The post Tokenization: The IMF’s 2026 Roadmap for Global Finance appeared first on Coinpedia Fintech News
On April 2, 2026, the International Monetary Fund (IMF) published a note regarding real-world assets (RWAs), noting both their advantages and shortcomings in the financial industry.
Entitled “Tokenized Finance,” the note acknowledges that permissioned shared ledgers, programmable assets (RWAs), and the smart contracts that connect the two, alter finance in terms of liquidity, settlement, and risks.
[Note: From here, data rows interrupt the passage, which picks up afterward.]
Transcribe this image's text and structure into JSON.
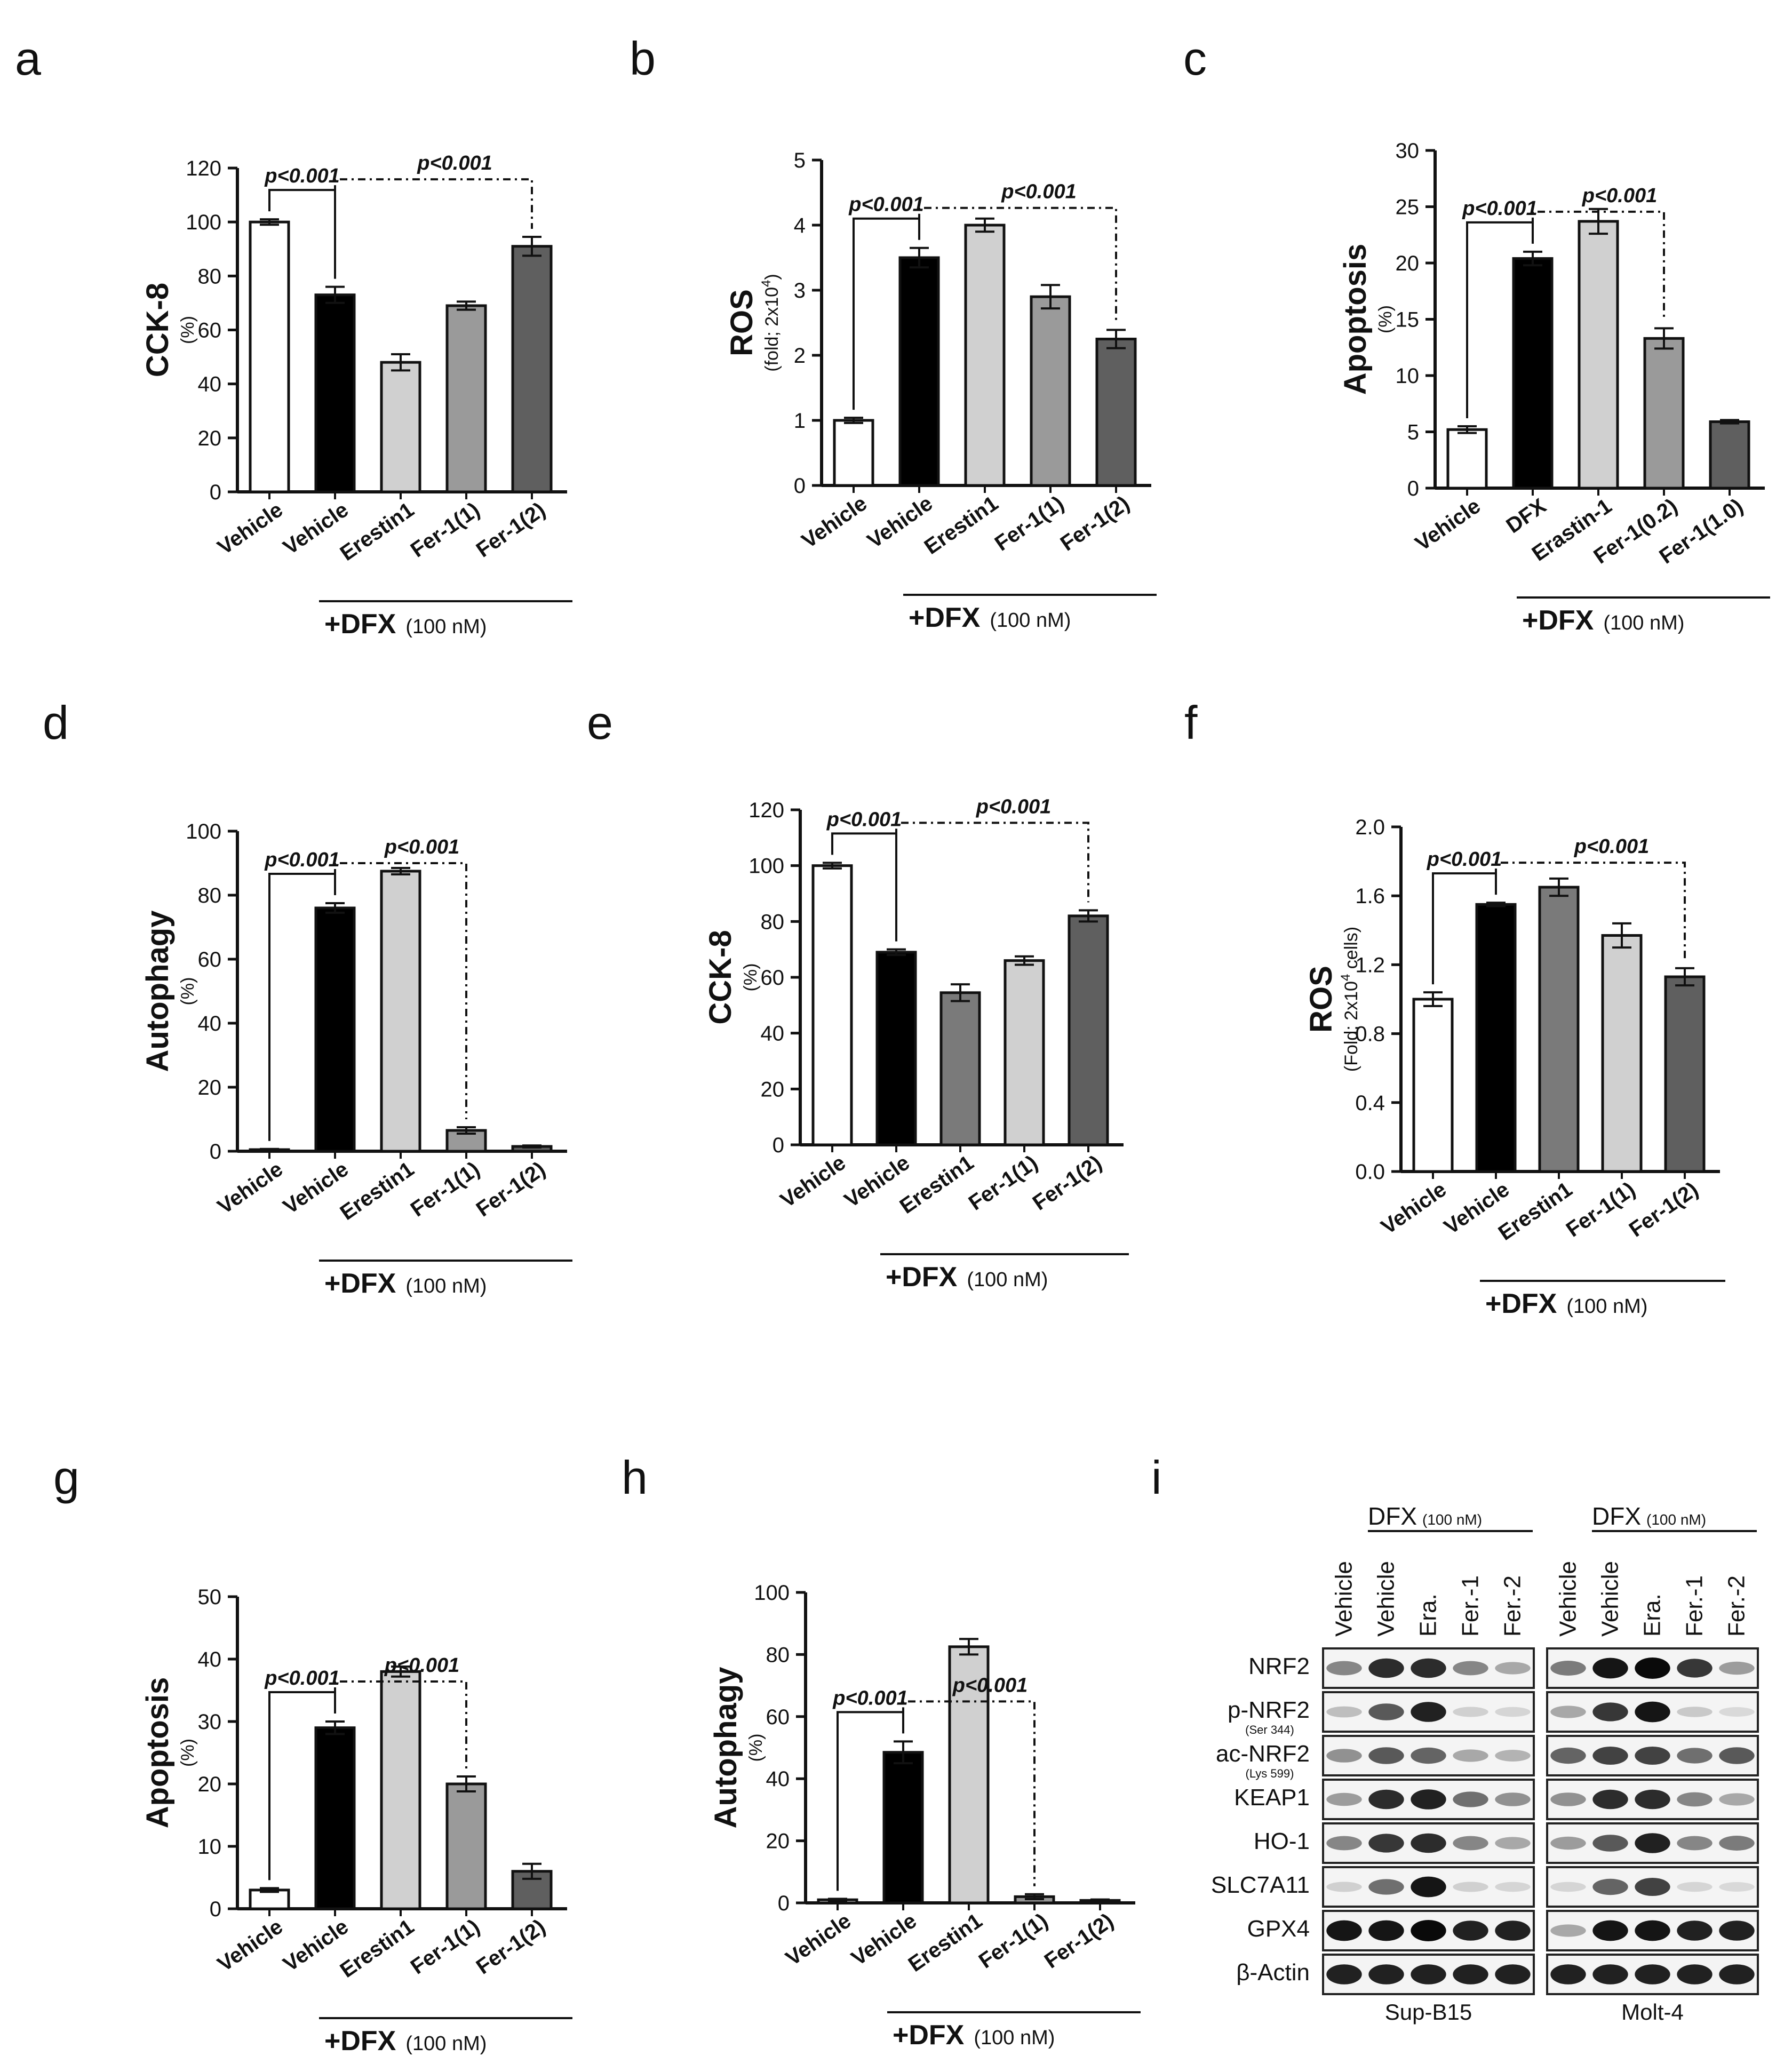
{
  "panel_labels": [
    "a",
    "b",
    "c",
    "d",
    "e",
    "f",
    "g",
    "h",
    "i"
  ],
  "chart_data": [
    {
      "id": "a",
      "type": "bar",
      "ylabel": "CCK-8",
      "yunit": "(%)",
      "ylim": [
        0,
        120
      ],
      "yticks": [
        "0",
        "20",
        "40",
        "60",
        "80",
        "100",
        "120"
      ],
      "categories": [
        "Vehicle",
        "Vehicle",
        "Erestin1",
        "Fer-1(1)",
        "Fer-1(2)"
      ],
      "values": [
        100,
        73,
        48,
        69,
        91
      ],
      "errors": [
        1,
        3,
        3,
        1.5,
        3.5
      ],
      "colors": [
        "#ffffff",
        "#000000",
        "#d0d0d0",
        "#9a9a9a",
        "#5f5f5f"
      ],
      "pvalues": [
        "p<0.001",
        "p<0.001"
      ],
      "treatment_label": "+DFX",
      "treatment_dose": "(100 nM)"
    },
    {
      "id": "b",
      "type": "bar",
      "ylabel": "ROS",
      "yunit": "(fold; 2x10",
      "yunit_sup": "4",
      "yunit_end": ")",
      "ylim": [
        0,
        5
      ],
      "yticks": [
        "0",
        "1",
        "2",
        "3",
        "4",
        "5"
      ],
      "categories": [
        "Vehicle",
        "Vehicle",
        "Erestin1",
        "Fer-1(1)",
        "Fer-1(2)"
      ],
      "values": [
        1.0,
        3.5,
        4.0,
        2.9,
        2.25
      ],
      "errors": [
        0.04,
        0.15,
        0.1,
        0.18,
        0.14
      ],
      "colors": [
        "#ffffff",
        "#000000",
        "#d0d0d0",
        "#9a9a9a",
        "#5f5f5f"
      ],
      "pvalues": [
        "p<0.001",
        "p<0.001"
      ],
      "treatment_label": "+DFX",
      "treatment_dose": "(100 nM)"
    },
    {
      "id": "c",
      "type": "bar",
      "ylabel": "Apoptosis",
      "yunit": "(%)",
      "ylim": [
        0,
        30
      ],
      "yticks": [
        "0",
        "5",
        "10",
        "15",
        "20",
        "25",
        "30"
      ],
      "categories": [
        "Vehicle",
        "DFX",
        "Erastin-1",
        "Fer-1(0.2)",
        "Fer-1(1.0)"
      ],
      "values": [
        5.2,
        20.4,
        23.7,
        13.3,
        5.9
      ],
      "errors": [
        0.3,
        0.6,
        1.1,
        0.9,
        0.15
      ],
      "colors": [
        "#ffffff",
        "#000000",
        "#d0d0d0",
        "#9a9a9a",
        "#5f5f5f"
      ],
      "pvalues": [
        "p<0.001",
        "p<0.001"
      ],
      "treatment_label": "+DFX",
      "treatment_dose": "(100 nM)"
    },
    {
      "id": "d",
      "type": "bar",
      "ylabel": "Autophagy",
      "yunit": "(%)",
      "ylim": [
        0,
        100
      ],
      "yticks": [
        "0",
        "20",
        "40",
        "60",
        "80",
        "100"
      ],
      "categories": [
        "Vehicle",
        "Vehicle",
        "Erestin1",
        "Fer-1(1)",
        "Fer-1(2)"
      ],
      "values": [
        0.5,
        76,
        87.5,
        6.5,
        1.5
      ],
      "errors": [
        0.2,
        1.5,
        1,
        1,
        0.3
      ],
      "colors": [
        "#ffffff",
        "#000000",
        "#d0d0d0",
        "#9a9a9a",
        "#5f5f5f"
      ],
      "pvalues": [
        "p<0.001",
        "p<0.001"
      ],
      "treatment_label": "+DFX",
      "treatment_dose": "(100 nM)"
    },
    {
      "id": "e",
      "type": "bar",
      "ylabel": "CCK-8",
      "yunit": "(%)",
      "ylim": [
        0,
        120
      ],
      "yticks": [
        "0",
        "20",
        "40",
        "60",
        "80",
        "100",
        "120"
      ],
      "categories": [
        "Vehicle",
        "Vehicle",
        "Erestin1",
        "Fer-1(1)",
        "Fer-1(2)"
      ],
      "values": [
        100,
        69,
        54.5,
        66,
        82
      ],
      "errors": [
        1,
        1,
        3,
        1.5,
        2
      ],
      "colors": [
        "#ffffff",
        "#000000",
        "#7a7a7a",
        "#d0d0d0",
        "#5f5f5f"
      ],
      "pvalues": [
        "p<0.001",
        "p<0.001"
      ],
      "treatment_label": "+DFX",
      "treatment_dose": "(100 nM)"
    },
    {
      "id": "f",
      "type": "bar",
      "ylabel": "ROS",
      "yunit": "(Fold; 2x10",
      "yunit_sup": "4",
      "yunit_end": " cells)",
      "ylim": [
        0,
        2.0
      ],
      "yticks": [
        "0.0",
        "0.4",
        "0.8",
        "1.2",
        "1.6",
        "2.0"
      ],
      "categories": [
        "Vehicle",
        "Vehicle",
        "Erestin1",
        "Fer-1(1)",
        "Fer-1(2)"
      ],
      "values": [
        1.0,
        1.55,
        1.65,
        1.37,
        1.13
      ],
      "errors": [
        0.04,
        0.01,
        0.05,
        0.07,
        0.05
      ],
      "colors": [
        "#ffffff",
        "#000000",
        "#7a7a7a",
        "#d0d0d0",
        "#5f5f5f"
      ],
      "pvalues": [
        "p<0.001",
        "p<0.001"
      ],
      "treatment_label": "+DFX",
      "treatment_dose": "(100 nM)"
    },
    {
      "id": "g",
      "type": "bar",
      "ylabel": "Apoptosis",
      "yunit": "(%)",
      "ylim": [
        0,
        50
      ],
      "yticks": [
        "0",
        "10",
        "20",
        "30",
        "40",
        "50"
      ],
      "categories": [
        "Vehicle",
        "Vehicle",
        "Erestin1",
        "Fer-1(1)",
        "Fer-1(2)"
      ],
      "values": [
        3,
        29,
        38,
        20,
        6
      ],
      "errors": [
        0.3,
        1,
        0.8,
        1.2,
        1.2
      ],
      "colors": [
        "#ffffff",
        "#000000",
        "#d0d0d0",
        "#9a9a9a",
        "#5f5f5f"
      ],
      "pvalues": [
        "p<0.001",
        "p<0.001"
      ],
      "treatment_label": "+DFX",
      "treatment_dose": "(100 nM)"
    },
    {
      "id": "h",
      "type": "bar",
      "ylabel": "Autophagy",
      "yunit": "(%)",
      "ylim": [
        0,
        100
      ],
      "yticks": [
        "0",
        "20",
        "40",
        "60",
        "80",
        "100"
      ],
      "categories": [
        "Vehicle",
        "Vehicle",
        "Erestin1",
        "Fer-1(1)",
        "Fer-1(2)"
      ],
      "values": [
        1,
        48.5,
        82.5,
        2,
        0.8
      ],
      "errors": [
        0.3,
        3.5,
        2.5,
        0.8,
        0.3
      ],
      "colors": [
        "#ffffff",
        "#000000",
        "#d0d0d0",
        "#9a9a9a",
        "#5f5f5f"
      ],
      "pvalues": [
        "p<0.001",
        "p<0.001"
      ],
      "treatment_label": "+DFX",
      "treatment_dose": "(100 nM)"
    }
  ],
  "blot": {
    "id": "i",
    "group_header": "DFX",
    "group_dose": "(100 nM)",
    "lanes": [
      "Vehicle",
      "Vehicle",
      "Era.",
      "Fer.-1",
      "Fer.-2"
    ],
    "cell_lines": [
      "Sup-B15",
      "Molt-4"
    ],
    "rows": [
      {
        "label": "NRF2",
        "sub": ""
      },
      {
        "label": "p-NRF2",
        "sub": "(Ser 344)"
      },
      {
        "label": "ac-NRF2",
        "sub": "(Lys 599)"
      },
      {
        "label": "KEAP1",
        "sub": ""
      },
      {
        "label": "HO-1",
        "sub": ""
      },
      {
        "label": "SLC7A11",
        "sub": ""
      },
      {
        "label": "GPX4",
        "sub": ""
      },
      {
        "label": "β-Actin",
        "sub": ""
      }
    ],
    "intensities": {
      "Sup-B15": [
        [
          0.45,
          0.85,
          0.85,
          0.45,
          0.3
        ],
        [
          0.2,
          0.65,
          0.9,
          0.12,
          0.1
        ],
        [
          0.4,
          0.65,
          0.6,
          0.3,
          0.25
        ],
        [
          0.35,
          0.85,
          0.9,
          0.55,
          0.4
        ],
        [
          0.45,
          0.8,
          0.85,
          0.45,
          0.3
        ],
        [
          0.12,
          0.55,
          0.95,
          0.12,
          0.1
        ],
        [
          0.95,
          0.95,
          1.0,
          0.9,
          0.9
        ],
        [
          0.9,
          0.9,
          0.9,
          0.9,
          0.9
        ]
      ],
      "Molt-4": [
        [
          0.5,
          0.95,
          1.0,
          0.8,
          0.35
        ],
        [
          0.3,
          0.8,
          0.95,
          0.15,
          0.08
        ],
        [
          0.6,
          0.75,
          0.75,
          0.55,
          0.65
        ],
        [
          0.4,
          0.85,
          0.85,
          0.45,
          0.3
        ],
        [
          0.35,
          0.65,
          0.9,
          0.45,
          0.5
        ],
        [
          0.1,
          0.6,
          0.75,
          0.1,
          0.08
        ],
        [
          0.3,
          0.95,
          0.95,
          0.9,
          0.9
        ],
        [
          0.9,
          0.9,
          0.9,
          0.9,
          0.9
        ]
      ]
    }
  }
}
IMF and RWAs: the good, the bad, and the ugly
Per the note, the benefits of tokenization include atomic settlement, continuous liquidity management, new revenue streams, and operational savings from automated asset servicing.
Even more, RWAs are natively regulatory-compliant and offer lower investor entry barriers through fractional ownership.
That said, the organization warns that the lack of international coordination in policy development could amplify systemic risk and financial instability.
Here, the IMF points out that the very “lightning speed” efficiency of transactions is what could turn a minor financial crisis into a major one. This is because no safeguards exist to control liquidity flows, which can trigger flash crashes and massive liquidations.
Additionally, the fact that each institution develops its own unique ledger causes market fragmentation. This results in impaired asset transfer, high price divergence across assets, and high ledger bridging costs.
As a solution to these issues, the IMF suggests “anchoring digital finance in public trust” through safe settlement options such as Central Bank Digital Currencies (CBDCs).
Regulators could also supervise robust code governance by auditing smart contracts and stress testing tokenization algorithms.
Moreover, mandating ledger interoperability would reduce arbitrage issues by standardizing asset prices across different blockchains.
Industry growth
InvestaX values the on-chain tokenization industry between $24.9 billion and $36 billion (excluding stablecoins) in 2026.
With payment stablecoins, the figure rises to $300 billion, where the leading $10.8 billion comes from tokenized US Treasuries. Since the start of the year, the industry has grown by an estimated 66%.
Source: rwa.xyz
BlackRock’s BUIDL fund contributed significantly to this, with assets under management exceeding $1.7 billion. Similar institutional players include JPMorgan Chase and Goldman Sachs, while specialized tokenization platforms include Securitize and Ondo Finance.
Critics argued that implementing the IMF’s recommendations would take away the true meaning of decentralization.
The industry must now choose its path: permissioned and safe, or decentralized and volatile.